When we remove forms of control, we are left to act freely on our desires. A liberated economy, then, would not delete fashion, cosmetics and perfumes, and high-heeled shoes from our world. It would give men and women equal access to such pleasures. Women have long been oppressed by compulsive femininity, the injunction to present themselves as beautiful or sexy in order to advance themselves socially and economically. But the solution is not to chuck it all over for a blank uniform or a more masculine presentation. Wouldn’t it be better to remove the pressures of gender conformity so that one could freely choose whether or not to participate? To make clothing and cosmetics not about pleasing an employer or a prospective husband, but about play and creative expression? Feminism has debated this argument for decades, swinging between bra-burning and odes to the pleasure of the high heel, but the question is not an either/or, it’s more open: what would it feel like to give an enthusiastic yes to all forms? To choose a silk skirt because of the sensation of it brushing against your thigh, to choose a bright red lipstick because it makes you smile to see it in the mirror, to choose a pink scarf because the color works against the gray urban landscape. And at other times to say fuck it, and choose something ugly but comfortable because that is what you desire.

Men who are afraid of, and hostile to, femininity will not create a world of liberated, sensual men. Nor will they make a place safe for women.

But men who are afraid of, and hostile to, femininity will not create a world of liberated, sensual men. Nor will they make a place safe for women, as all of our futures still look male and masculinity-dominated, at least if we go by the dreams of the men trying to create those futures. Patriarchy can and will still exist under socialism unless men are liberated from hegemonic masculinity. The men who run revolutions are nothing if not heavily invested in their own power.

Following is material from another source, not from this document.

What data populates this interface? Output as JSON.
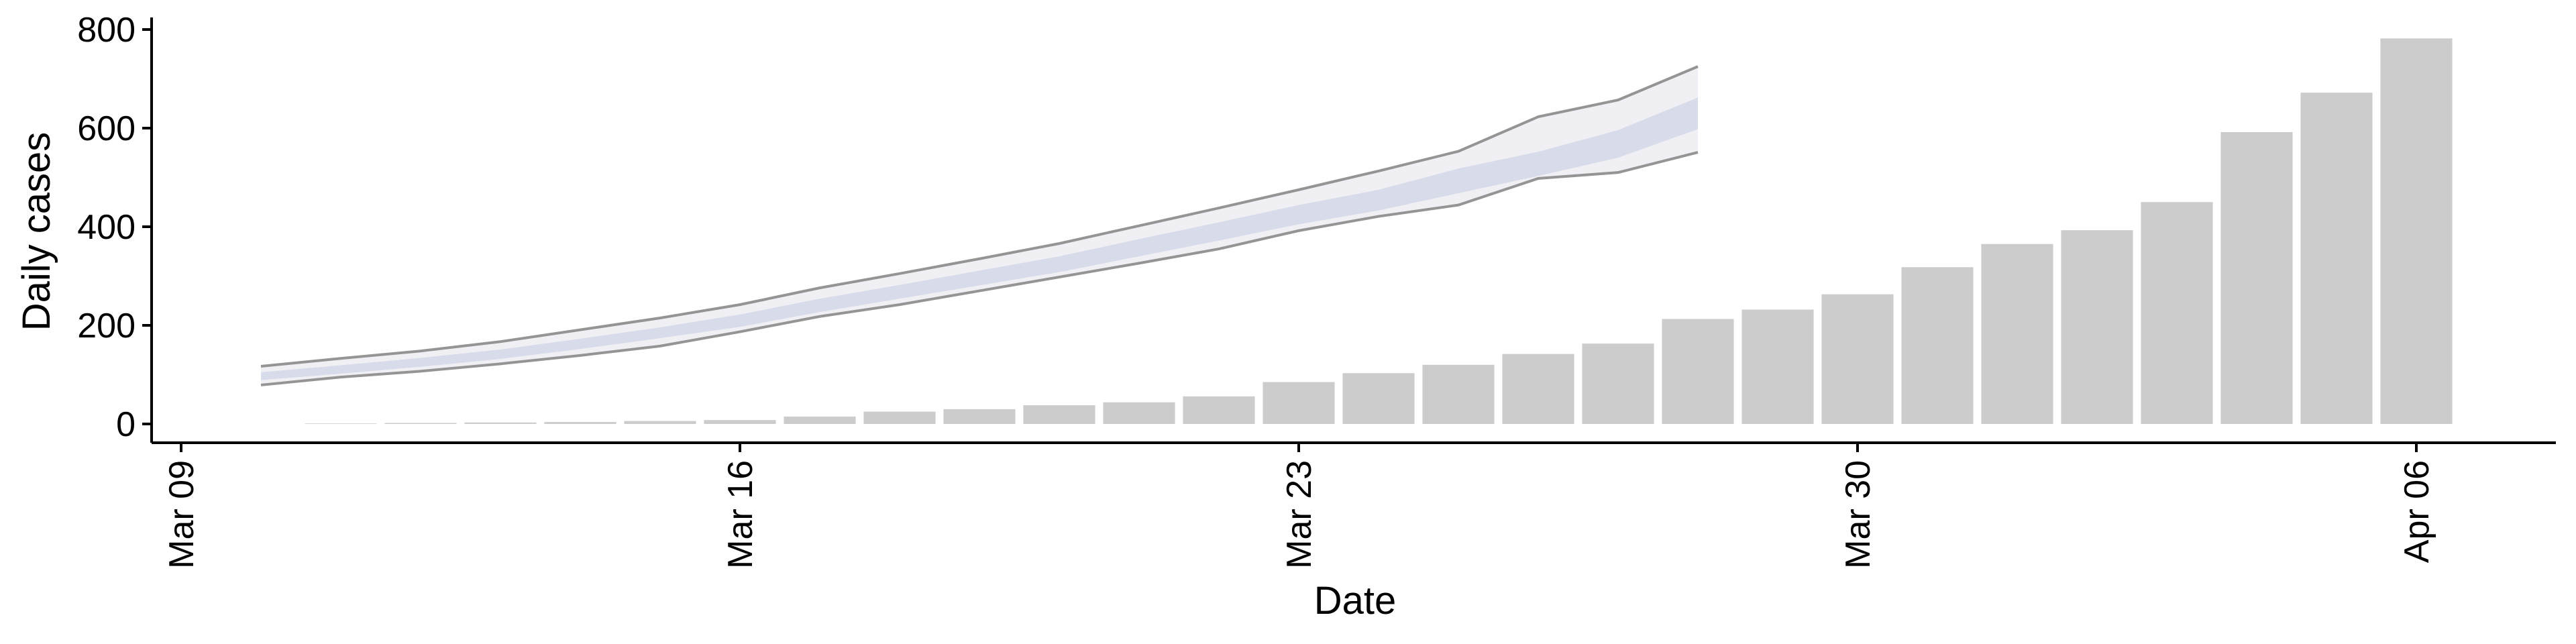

At a party, Emma Goldman was dancing. As she recounts in Living My Life, a comrade pulled her aside and admonished her that revolutionaries and anarchists do not dance. How can anyone take someone who dances seriously? Anarchism, she snapped back, is about liberation, not inventing new forms of control. Anarchism is about joy. In her 1931 book she writes, “I want freedom, the right to self-expression, everybody’s right to beautiful, radiant things.” I, too, want this. Even for men.